Trump, na última semana, apelou publicamente aos colegas de partido. “É hora de os republicanos jogarem sua ‘CARTA TRUMP’ [trocadilho com carta trunfo] e acabarem com o filibuster, agora”, escreveu no Truth Social.
O líder da maioria, John Thune, senador pela Dakota do Sul, reiterou que não pretende recorrer ao que se chama de “opção nuclear” —mecanismo que permitiria alterar regras do Senado com maioria simples. “A posição do líder Thune sobre a importância do filibuster legislativo permanece inalterada”, afirmou seu porta-voz. O senador tem repetido que eliminar a regra seria “um erro que inevitavelmente beneficiaria os democratas” quando o poder mudar de mãos.
A preocupação é amplamente compartilhada. Republicanos veteranos alertam que, sem o filibuster, uma futura maioria democrata poderia aprovar projetos ambiciosos, como a concessão de status de Estado a Washington e Porto Rico, o que provavelmente traria quatro novos assentos democratas ao Senado.
O temor de efeito reverso tem impedido que a pressão presidencial prospere. Mesmo senadores de linha dura, como Lindsey Graham, da Carolina do Sul, reconhecem a frustração de Trump, mas descartam mudanças imediatas. “Ele tem razão em estar frustrado, mas não vamos alterar a regra”, disse.
Além de servir como barreira institucional, a medida também preserva a influência individual dos senadores, que podem condicionar seu apoio a concessões políticas.

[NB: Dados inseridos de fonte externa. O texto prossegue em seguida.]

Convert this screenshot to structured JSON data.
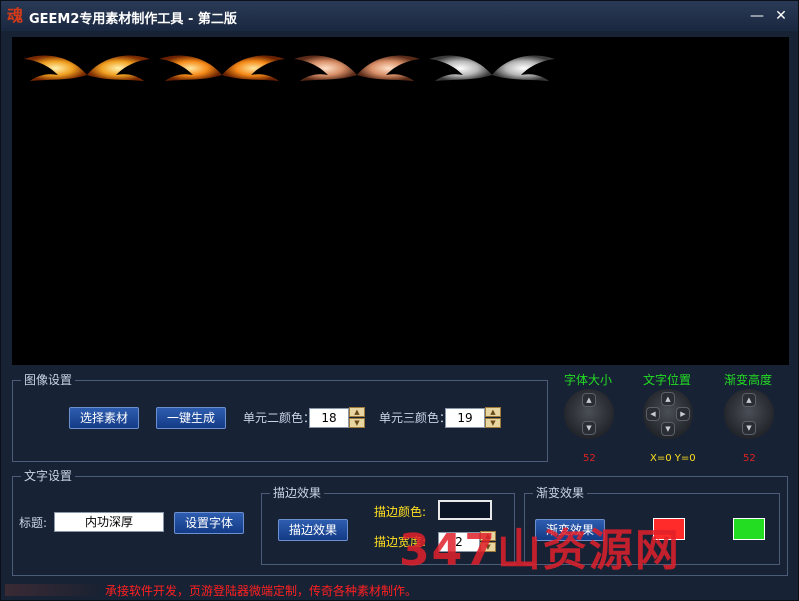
{
  "window": {
    "title": "GEEM2专用素材制作工具 - 第二版",
    "app_icon_glyph": "魂",
    "minimize_glyph": "—",
    "close_glyph": "✕"
  },
  "preview": {
    "background": "#000000",
    "wings": [
      {
        "name": "gold-wing",
        "color": "#f0a020"
      },
      {
        "name": "orange-wing",
        "color": "#f58a18"
      },
      {
        "name": "bronze-wing",
        "color": "#d89068"
      },
      {
        "name": "silver-wing",
        "color": "#b8b8b8"
      }
    ]
  },
  "image_settings": {
    "legend": "图像设置",
    "select_button": "选择素材",
    "generate_button": "一键生成",
    "unit2_label": "单元二颜色：",
    "unit2_value": "18",
    "unit3_label": "单元三颜色：",
    "unit3_value": "19"
  },
  "dials": {
    "font_size": {
      "label": "字体大小",
      "value": "52"
    },
    "text_pos": {
      "label": "文字位置",
      "value": "X=0 Y=0"
    },
    "gradient_height": {
      "label": "渐变高度",
      "value": "52"
    }
  },
  "text_settings": {
    "legend": "文字设置",
    "title_label": "标题:",
    "title_value": "内功深厚",
    "font_button": "设置字体"
  },
  "stroke": {
    "legend": "描边效果",
    "button": "描边效果",
    "color_label": "描边颜色:",
    "width_label": "描边宽度:",
    "width_value": "2"
  },
  "gradient": {
    "legend": "渐变效果",
    "button": "渐变效果"
  },
  "status_text": "承接软件开发，页游登陆器微端定制，传奇各种素材制作。",
  "watermark_text": "347山资源网",
  "colors": {
    "accent_blue": "#1f4aa0",
    "label_green": "#22dd22",
    "value_red": "#dd2222",
    "value_yellow": "#ffe020",
    "gradient_color1": "#ff2a2a",
    "gradient_color2": "#22dd22"
  }
}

Para muitos republicanos, trata-se de uma forma de manter o equilíbrio de poder e conter eventuais excessos do próprio presidente.
O impasse expôs uma divisão incomum dentro do Partido Republicano. Embora congressistas tenham se mostrado leais a Trump em temas como gastos e política externa, no Senado a disposição é outra. A preservação das regras é vista como uma defesa da própria identidade da instituição, que se orgulha de operar por consenso e lentidão deliberada.
Desde 2021, quando democratas tentaram suspender o filibuster, a regra voltou ao debate em Washington. À época, dois senadores do próprio partido —Joe Manchin e Kyrsten Sinema— votaram contra a mudança, frustrando o plano da Casa Branca sob Joe Biden. Agora, a situação se inverte: são os republicanos que usam o mesmo argumento para conter o presidente.
Trump já havia tentado enfraquecer o filibuster em seu primeiro mandato, mas o então líder Mitch McConnell, conhecido por usá-lo contra democratas, recusou. Thune, seu sucessor, repete o gesto, consciente de que ceder à pressão presidencial poderia dissolver uma tradição que, por mais incômoda, garante à minoria um poder de veto simbólico e real.